The research team included Mónica Garcia-Peris, Ester Donat Aliaga, María Roca Llorens, Etna Masip Simó, Begoña Polo Miquel, and Carmen Ribes Koninck.
The research team performed a review and follow up of suspected celiac patients, who showed increased anti-tTG levels and gastrointestinal symptoms, but atypical blood screens, positive anti-tTG with gluten-free diet, along with decreased anti-tTG levels, independent of gluten intake.
They reviewed cases for a total of 9 patients, all of whom were positive for HLA DQ2/DQ8. In 5 cases (Group A), patients showed Marsh 3 involvement in the initial biopsy, and were diagnosed with celiac disease.
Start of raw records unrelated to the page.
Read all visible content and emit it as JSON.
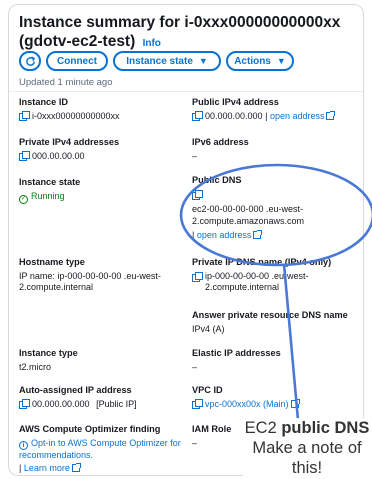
{
  "header": {
    "title": "Instance summary for i-0xxx00000000000xx (gdotv-ec2-test)",
    "info": "Info"
  },
  "toolbar": {
    "refresh_icon": "refresh-icon",
    "connect": "Connect",
    "instance_state": "Instance state",
    "actions": "Actions"
  },
  "updated": "Updated 1 minute ago",
  "left": {
    "instance_id": {
      "label": "Instance ID",
      "value": "i-0xxx00000000000xx"
    },
    "private_ipv4": {
      "label": "Private IPv4 addresses",
      "value": "000.00.00.00"
    },
    "instance_state": {
      "label": "Instance state",
      "value": "Running"
    },
    "hostname_type": {
      "label": "Hostname type",
      "value": "IP name: ip-000-00-00-00 .eu-west-2.compute.internal"
    },
    "instance_type": {
      "label": "Instance type",
      "value": "t2.micro"
    },
    "auto_ip": {
      "label": "Auto-assigned IP address",
      "value": "00.000.00.000",
      "suffix": "[Public IP]"
    },
    "optimizer": {
      "label": "AWS Compute Optimizer finding",
      "value": "Opt-in to AWS Compute Optimizer for recommendations.",
      "learn_more": "Learn more"
    }
  },
  "right": {
    "public_ipv4": {
      "label": "Public IPv4 address",
      "value": "00.000.00.000",
      "open_address": "open address"
    },
    "ipv6": {
      "label": "IPv6 address",
      "value": "–"
    },
    "public_dns": {
      "label": "Public DNS",
      "value": "ec2-00-00-00-000 .eu-west-2.compute.amazonaws.com",
      "open_address": "open address"
    },
    "private_dns": {
      "label": "Private IP DNS name (IPv4 only)",
      "value": "ip-000-00-00-00 .eu-west-2.compute.internal"
    },
    "answer_dns": {
      "label": "Answer private resource DNS name",
      "value": "IPv4 (A)"
    },
    "elastic_ip": {
      "label": "Elastic IP addresses",
      "value": "–"
    },
    "vpc_id": {
      "label": "VPC ID",
      "value": "vpc-000xx00x (Main)"
    },
    "iam_role": {
      "label": "IAM Role",
      "value": "–"
    }
  },
  "annotation": {
    "line1_prefix": "EC2 ",
    "line1_bold": "public DNS",
    "line2": "Make a note of this!",
    "color": "#4a78d6"
  }
}
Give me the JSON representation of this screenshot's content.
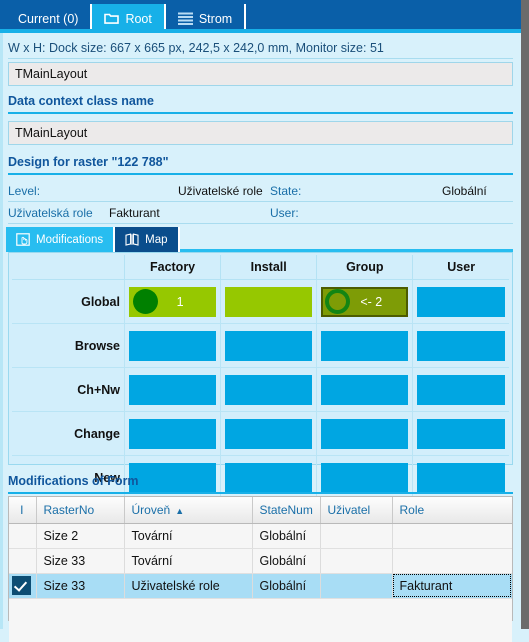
{
  "window": {
    "top_tabs": [
      {
        "label": "Current (0)",
        "icon": "",
        "active": false
      },
      {
        "label": "Root",
        "icon": "folder-icon",
        "active": true
      },
      {
        "label": "Strom",
        "icon": "list-icon",
        "active": false
      }
    ]
  },
  "info": {
    "dock_line": "W x H: Dock size: 667 x 665 px, 242,5 x 242,0 mm, Monitor size: 51"
  },
  "fields": {
    "layout_name": "TMainLayout",
    "data_context_header": "Data context class name",
    "data_context_value": "TMainLayout",
    "design_header": "Design for raster \"122 788\""
  },
  "meta": {
    "level_label": "Level:",
    "level_value": "Uživatelské role",
    "state_label": "State:",
    "state_value": "Globální",
    "role_label": "Uživatelská role",
    "role_value": "Fakturant",
    "user_label": "User:",
    "user_value": ""
  },
  "inner_tabs": [
    {
      "label": "Modifications",
      "icon": "hand-pointer-icon",
      "active": true
    },
    {
      "label": "Map",
      "icon": "map-icon",
      "active": false
    }
  ],
  "matrix": {
    "columns": [
      "Factory",
      "Install",
      "Group",
      "User"
    ],
    "rows": [
      {
        "label": "Global",
        "cells": [
          {
            "style": "green",
            "marker": "dot",
            "text": "1"
          },
          {
            "style": "green",
            "marker": "none",
            "text": ""
          },
          {
            "style": "olive",
            "marker": "ring",
            "text": "<- 2"
          },
          {
            "style": "blue",
            "marker": "none",
            "text": ""
          }
        ]
      },
      {
        "label": "Browse",
        "cells": [
          {
            "style": "blue",
            "marker": "none",
            "text": ""
          },
          {
            "style": "blue",
            "marker": "none",
            "text": ""
          },
          {
            "style": "blue",
            "marker": "none",
            "text": ""
          },
          {
            "style": "blue",
            "marker": "none",
            "text": ""
          }
        ]
      },
      {
        "label": "Ch+Nw",
        "cells": [
          {
            "style": "blue",
            "marker": "none",
            "text": ""
          },
          {
            "style": "blue",
            "marker": "none",
            "text": ""
          },
          {
            "style": "blue",
            "marker": "none",
            "text": ""
          },
          {
            "style": "blue",
            "marker": "none",
            "text": ""
          }
        ]
      },
      {
        "label": "Change",
        "cells": [
          {
            "style": "blue",
            "marker": "none",
            "text": ""
          },
          {
            "style": "blue",
            "marker": "none",
            "text": ""
          },
          {
            "style": "blue",
            "marker": "none",
            "text": ""
          },
          {
            "style": "blue",
            "marker": "none",
            "text": ""
          }
        ]
      },
      {
        "label": "New",
        "cells": [
          {
            "style": "blue",
            "marker": "none",
            "text": ""
          },
          {
            "style": "blue",
            "marker": "none",
            "text": ""
          },
          {
            "style": "blue",
            "marker": "none",
            "text": ""
          },
          {
            "style": "blue",
            "marker": "none",
            "text": ""
          }
        ]
      }
    ]
  },
  "grid": {
    "title": "Modifications of Form",
    "columns": [
      {
        "key": "chk",
        "label": "I"
      },
      {
        "key": "rasterno",
        "label": "RasterNo"
      },
      {
        "key": "uroven",
        "label": "Úroveň",
        "sort": "▲"
      },
      {
        "key": "statenum",
        "label": "StateNum"
      },
      {
        "key": "uzivatel",
        "label": "Uživatel"
      },
      {
        "key": "role",
        "label": "Role"
      }
    ],
    "rows": [
      {
        "checked": false,
        "selected": false,
        "rasterno": "Size 2",
        "uroven": "Tovární",
        "statenum": "Globální",
        "uzivatel": "",
        "role": ""
      },
      {
        "checked": false,
        "selected": false,
        "rasterno": "Size 33",
        "uroven": "Tovární",
        "statenum": "Globální",
        "uzivatel": "",
        "role": ""
      },
      {
        "checked": true,
        "selected": true,
        "rasterno": "Size 33",
        "uroven": "Uživatelské role",
        "statenum": "Globální",
        "uzivatel": "",
        "role": "Fakturant"
      }
    ]
  },
  "colors": {
    "tabbar": "#0a5fa8",
    "accent": "#17b0e8",
    "panel_bg": "#d8f1fb",
    "cell_blue": "#00a6e2",
    "cell_green": "#96c800",
    "cell_olive": "#7e9c06",
    "marker_green": "#008000",
    "header_text": "#10569c",
    "selection": "#a8ddf5"
  }
}
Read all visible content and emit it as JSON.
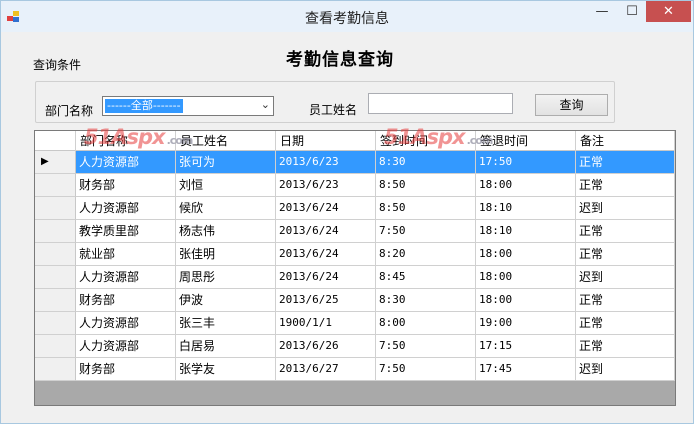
{
  "window": {
    "title": "查看考勤信息",
    "minimize_glyph": "—",
    "maximize_glyph": "☐",
    "close_glyph": "✕"
  },
  "page": {
    "conditions_label": "查询条件",
    "heading": "考勤信息查询"
  },
  "filters": {
    "dept_label": "部门名称",
    "dept_selected": "------全部-------",
    "name_label": "员工姓名",
    "name_value": "",
    "query_button": "查询"
  },
  "watermark": {
    "text": "51Aspx",
    "suffix": ".com"
  },
  "table": {
    "columns": [
      "部门名称",
      "员工姓名",
      "日期",
      "签到时间",
      "签退时间",
      "备注"
    ],
    "rows": [
      [
        "人力资源部",
        "张可为",
        "2013/6/23",
        "8:30",
        "17:50",
        "正常"
      ],
      [
        "财务部",
        "刘恒",
        "2013/6/23",
        "8:50",
        "18:00",
        "正常"
      ],
      [
        "人力资源部",
        "候欣",
        "2013/6/24",
        "8:50",
        "18:10",
        "迟到"
      ],
      [
        "教学质里部",
        "杨志伟",
        "2013/6/24",
        "7:50",
        "18:10",
        "正常"
      ],
      [
        "就业部",
        "张佳明",
        "2013/6/24",
        "8:20",
        "18:00",
        "正常"
      ],
      [
        "人力资源部",
        "周思彤",
        "2013/6/24",
        "8:45",
        "18:00",
        "迟到"
      ],
      [
        "财务部",
        "伊波",
        "2013/6/25",
        "8:30",
        "18:00",
        "正常"
      ],
      [
        "人力资源部",
        "张三丰",
        "1900/1/1",
        "8:00",
        "19:00",
        "正常"
      ],
      [
        "人力资源部",
        "白居易",
        "2013/6/26",
        "7:50",
        "17:15",
        "正常"
      ],
      [
        "财务部",
        "张学友",
        "2013/6/27",
        "7:50",
        "17:45",
        "迟到"
      ]
    ],
    "selected_row": 0,
    "row_indicator": "▶"
  },
  "colors": {
    "selection": "#3399ff",
    "close_button": "#c75050",
    "grid_background": "#a9a9a9"
  },
  "icons": [
    "app-icon",
    "minimize-icon",
    "maximize-icon",
    "close-icon",
    "chevron-down-icon",
    "row-indicator-icon"
  ]
}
Cow's Milk Protein Raises anti-tTG Levels
Study subjects began diets that were both gluten-free, and free of cow's milk protein. When cow's milk protein was re-introduced, anti-tTG increased, and returned to normal after it was withdrawn again.
CMP-Free Diet Normalizes anti-tTG Levels
Because the clinicians suspected a non IgE mediated CMP allergy in the other four patients with normal initial biopsy (Group B), that group did not eat a gluten-free diet, but did begin a cow's milk protein free diet. In this group, symptoms disappeared, and anti-tTG normalized on a non-gluten-free, cow's milk protein free diet.
Consuming cow's milk protein after an exclusionary diet can elevate anti-tTG levels in some celiac patients.
The elevation of anti-tTG levels by cow's milk protein can happen even without gluten ingestion. Researchers have seen this response in non-IgE mediated CMP allergy patients with positive HLA DQ2/DQ8.
Discovering that consuming cow's milk protein after an exclusionary diet can elevate anti-tTG levels in some celiac patients gives clinicians one more thing to look for in their quest to diagnose and treat celiac disease.